One thing that has struck me about Catholics, coming from a protestant background, is the comparitive pusillanimity of giving to the Church.  Protestant churches with much smaller congregations tend to receive far higher levels of funding from their parishioners.  Going hand in hand with the post yesterday on striving to give more time for God, Msgr. Charles Pope of the very commendable Archdiocese of Washington blog  discusses the need to give more both of time and treasure:

But as for God, he too easily gets the financial leftovers. We may spend hundreds of dollars at a fine restaurant, 20 to 30 dollars going to the movies, hundreds more to go to a cold wet stadium and watch football and eat over-priced hotdogs. We will plop down large amounts for video games and Wii accessories, and yet feel like a hero if we drop $10 in the collection plate instead of our usual $5. Never mind that Scripture says that God is to get the first 10% of our income (e.g. Malachi 3:8-12), the fact is, he usually gets the leftovers. After the mortgage, car note, cable bill, magazine subscription and credit card bill are paid, after all the impulse spending, we figure out what, if anything is left and from that give to God. But truth be told He doesn’t get paid upfront like the like Mr. Walmart, God gets the leftovers.
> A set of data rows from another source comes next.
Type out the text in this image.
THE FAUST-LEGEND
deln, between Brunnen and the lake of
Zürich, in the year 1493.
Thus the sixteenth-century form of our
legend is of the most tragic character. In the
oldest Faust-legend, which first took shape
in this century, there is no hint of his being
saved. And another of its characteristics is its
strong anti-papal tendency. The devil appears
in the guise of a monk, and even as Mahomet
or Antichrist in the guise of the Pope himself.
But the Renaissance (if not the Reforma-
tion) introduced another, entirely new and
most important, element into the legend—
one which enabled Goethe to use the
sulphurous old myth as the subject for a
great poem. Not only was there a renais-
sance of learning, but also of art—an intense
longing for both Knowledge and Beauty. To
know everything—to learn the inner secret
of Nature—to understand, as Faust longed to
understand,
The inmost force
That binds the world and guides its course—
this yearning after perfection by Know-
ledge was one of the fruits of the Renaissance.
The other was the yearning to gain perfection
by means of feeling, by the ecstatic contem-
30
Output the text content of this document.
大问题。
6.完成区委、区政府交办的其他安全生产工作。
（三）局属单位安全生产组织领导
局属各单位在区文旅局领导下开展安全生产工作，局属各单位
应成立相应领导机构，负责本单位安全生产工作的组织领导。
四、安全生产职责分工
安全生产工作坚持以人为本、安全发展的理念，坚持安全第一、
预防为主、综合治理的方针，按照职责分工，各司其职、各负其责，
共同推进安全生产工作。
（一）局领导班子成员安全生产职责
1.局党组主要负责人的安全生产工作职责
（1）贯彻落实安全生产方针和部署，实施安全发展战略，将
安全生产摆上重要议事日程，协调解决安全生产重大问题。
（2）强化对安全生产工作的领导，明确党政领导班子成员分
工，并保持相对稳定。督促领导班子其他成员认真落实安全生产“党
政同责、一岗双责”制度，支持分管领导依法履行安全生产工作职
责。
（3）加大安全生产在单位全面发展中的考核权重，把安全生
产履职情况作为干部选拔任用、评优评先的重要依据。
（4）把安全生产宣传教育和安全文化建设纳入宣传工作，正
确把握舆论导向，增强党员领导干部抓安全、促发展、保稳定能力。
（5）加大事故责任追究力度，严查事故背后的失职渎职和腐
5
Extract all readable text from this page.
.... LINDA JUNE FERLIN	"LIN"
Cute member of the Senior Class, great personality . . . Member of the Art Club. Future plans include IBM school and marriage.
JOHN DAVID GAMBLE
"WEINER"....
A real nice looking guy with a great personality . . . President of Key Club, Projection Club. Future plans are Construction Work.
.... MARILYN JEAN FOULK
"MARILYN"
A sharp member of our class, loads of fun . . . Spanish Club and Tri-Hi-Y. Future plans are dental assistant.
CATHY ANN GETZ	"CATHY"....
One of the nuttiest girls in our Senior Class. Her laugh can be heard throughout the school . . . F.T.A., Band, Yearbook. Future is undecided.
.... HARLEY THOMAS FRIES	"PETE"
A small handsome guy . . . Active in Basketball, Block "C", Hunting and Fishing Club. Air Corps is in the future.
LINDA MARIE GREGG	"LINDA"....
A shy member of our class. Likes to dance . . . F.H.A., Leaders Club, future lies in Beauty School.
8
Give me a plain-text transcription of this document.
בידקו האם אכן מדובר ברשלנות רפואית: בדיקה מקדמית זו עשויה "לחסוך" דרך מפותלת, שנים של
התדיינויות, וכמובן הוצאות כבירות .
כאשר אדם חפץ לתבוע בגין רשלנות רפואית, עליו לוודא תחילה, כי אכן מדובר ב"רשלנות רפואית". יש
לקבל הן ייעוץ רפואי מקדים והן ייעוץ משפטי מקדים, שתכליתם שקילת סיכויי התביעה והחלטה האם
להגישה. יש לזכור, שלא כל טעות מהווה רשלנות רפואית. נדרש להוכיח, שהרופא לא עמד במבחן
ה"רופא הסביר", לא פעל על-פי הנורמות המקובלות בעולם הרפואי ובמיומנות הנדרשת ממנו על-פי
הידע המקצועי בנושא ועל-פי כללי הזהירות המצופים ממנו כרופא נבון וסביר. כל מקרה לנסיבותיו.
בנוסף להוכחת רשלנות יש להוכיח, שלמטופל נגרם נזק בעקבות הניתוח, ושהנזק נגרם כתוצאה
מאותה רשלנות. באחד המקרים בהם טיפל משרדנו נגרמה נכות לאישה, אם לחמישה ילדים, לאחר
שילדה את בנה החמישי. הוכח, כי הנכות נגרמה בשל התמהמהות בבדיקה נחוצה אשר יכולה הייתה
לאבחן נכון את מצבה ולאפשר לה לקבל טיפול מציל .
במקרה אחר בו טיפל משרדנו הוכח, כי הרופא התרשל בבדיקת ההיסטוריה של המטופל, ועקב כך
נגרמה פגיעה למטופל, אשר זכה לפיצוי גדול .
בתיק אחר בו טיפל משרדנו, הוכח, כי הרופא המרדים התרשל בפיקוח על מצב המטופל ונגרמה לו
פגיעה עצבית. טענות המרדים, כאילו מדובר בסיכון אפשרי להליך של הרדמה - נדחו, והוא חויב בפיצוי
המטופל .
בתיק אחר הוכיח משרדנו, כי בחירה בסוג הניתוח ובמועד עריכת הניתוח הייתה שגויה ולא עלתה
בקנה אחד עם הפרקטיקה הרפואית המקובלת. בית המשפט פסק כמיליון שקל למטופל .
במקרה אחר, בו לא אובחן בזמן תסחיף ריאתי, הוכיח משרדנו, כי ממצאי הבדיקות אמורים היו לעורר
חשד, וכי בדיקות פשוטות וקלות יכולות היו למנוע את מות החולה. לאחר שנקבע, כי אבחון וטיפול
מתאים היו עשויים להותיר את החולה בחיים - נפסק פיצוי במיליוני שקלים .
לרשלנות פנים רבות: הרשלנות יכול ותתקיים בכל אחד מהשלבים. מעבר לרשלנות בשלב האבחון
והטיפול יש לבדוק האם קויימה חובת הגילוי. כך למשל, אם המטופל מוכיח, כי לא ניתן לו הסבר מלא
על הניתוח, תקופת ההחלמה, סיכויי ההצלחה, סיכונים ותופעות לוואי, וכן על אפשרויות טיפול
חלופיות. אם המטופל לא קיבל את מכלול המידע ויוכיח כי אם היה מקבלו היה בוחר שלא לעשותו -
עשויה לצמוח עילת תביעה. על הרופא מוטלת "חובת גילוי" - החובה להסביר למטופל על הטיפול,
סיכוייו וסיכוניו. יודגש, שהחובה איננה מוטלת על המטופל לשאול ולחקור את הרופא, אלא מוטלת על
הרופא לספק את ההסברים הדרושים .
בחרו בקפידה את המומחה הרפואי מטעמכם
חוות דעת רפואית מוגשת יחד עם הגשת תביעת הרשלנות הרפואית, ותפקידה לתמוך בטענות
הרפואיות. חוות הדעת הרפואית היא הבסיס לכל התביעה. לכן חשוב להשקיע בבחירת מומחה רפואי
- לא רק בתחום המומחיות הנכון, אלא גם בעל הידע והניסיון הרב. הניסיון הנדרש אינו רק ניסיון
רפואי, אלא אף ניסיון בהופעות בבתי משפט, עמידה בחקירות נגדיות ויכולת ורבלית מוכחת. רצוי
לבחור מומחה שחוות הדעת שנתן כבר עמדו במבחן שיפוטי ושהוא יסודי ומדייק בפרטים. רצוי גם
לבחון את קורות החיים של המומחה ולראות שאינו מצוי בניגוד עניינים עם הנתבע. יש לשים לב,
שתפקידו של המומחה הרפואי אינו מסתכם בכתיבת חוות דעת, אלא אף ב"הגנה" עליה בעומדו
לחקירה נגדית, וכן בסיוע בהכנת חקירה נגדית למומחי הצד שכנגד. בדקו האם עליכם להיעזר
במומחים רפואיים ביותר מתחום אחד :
For things we really like, money is no object, Charge it! But giving to the Archbishop’s Lenten Appeal, or increasing our offertory to afford the new parish education building is considered an odious imposition and our soul cries out, “Not again?!”

The fact is we  just don’t value God and the things of God like we value comfort and entertainment. It may be a hard truth but it’s right there in our spending habits, plain as day. At the end of the day our priorities are pretty plain.

And as for our time – here too the overall portrait is pretty bleak. The vast majority of Catholics give NO time to God at all.  3/4 s don’t even go to Mass. Quite certainly they don’t pray either on any regular basis, if at all. As for the 20-25% who do go to Mass God gets 45 – 60 minutes a week. But beyond that, how much does the average Catholic pray each day? [In my experience, essentially none, most Catholics are terribly weak at prayer – ED]  How much time do they spend with Scripture or the study of their faith?

Time for everything else – Now, of course, everyone is busy in these stress filled times. But we find time for everything else. We find time to sleep and eat, time to watch our favorite shows. We find time for vacations and other diversions. Many people can spend hours shopping, watching sports games, movies and the like. But when it comes to prayer, study of the faith, teaching the faith to children, reading Scripture, or helping the poor…., well, you know, “I’m just so busy.”

At the football game everyone is excited when it goes into overtime. But if Mass runs long, there is irritation. Football is about a bag full of air being pitched around a field. But Mass is about eternal verities and soul-saving grace. But never mind, five hours on football is reasonable, but a Mass longer than 45 minutes is unreasonable.

The truth, as told by time,  is that many value leisure and worldly activities far more than God or the faith. For most people God gets nothing of their time, for some he gets an hour a week, only a very small percentage give more.

I was having  a discussion with a priest about this recently.  I was stating that I wished that some of the Masses I assisted at were longer!   I was opining that it would be nice if the Roman Canon were prayed instead of the (deficient in many respects) Eucharist Prayer II, and that priests would avail themselves more of the periods of silence that are supposed to be present in the Mass, longer homilies if the subject warrants, etc.  He made the valid points that, well, at daily Mass people need to get to work, on Sunday’s we have Masses jam packed 1 1/2 hours apart, etc.  Still……I pray that he may reconsider and think about incorporating the things I mentioned, which might turn a 30 minute daily Mass into a 35-37 minute Mass.  Since most folks at daily Mass are retired, it shouldn’t be too big an imposition, but, I am certain there would be complaints. 

Since some of my readers attend the same Mass as I, would you be angered if the Mass were 5-10 minutes longer on weekdays?  What about on Sunday?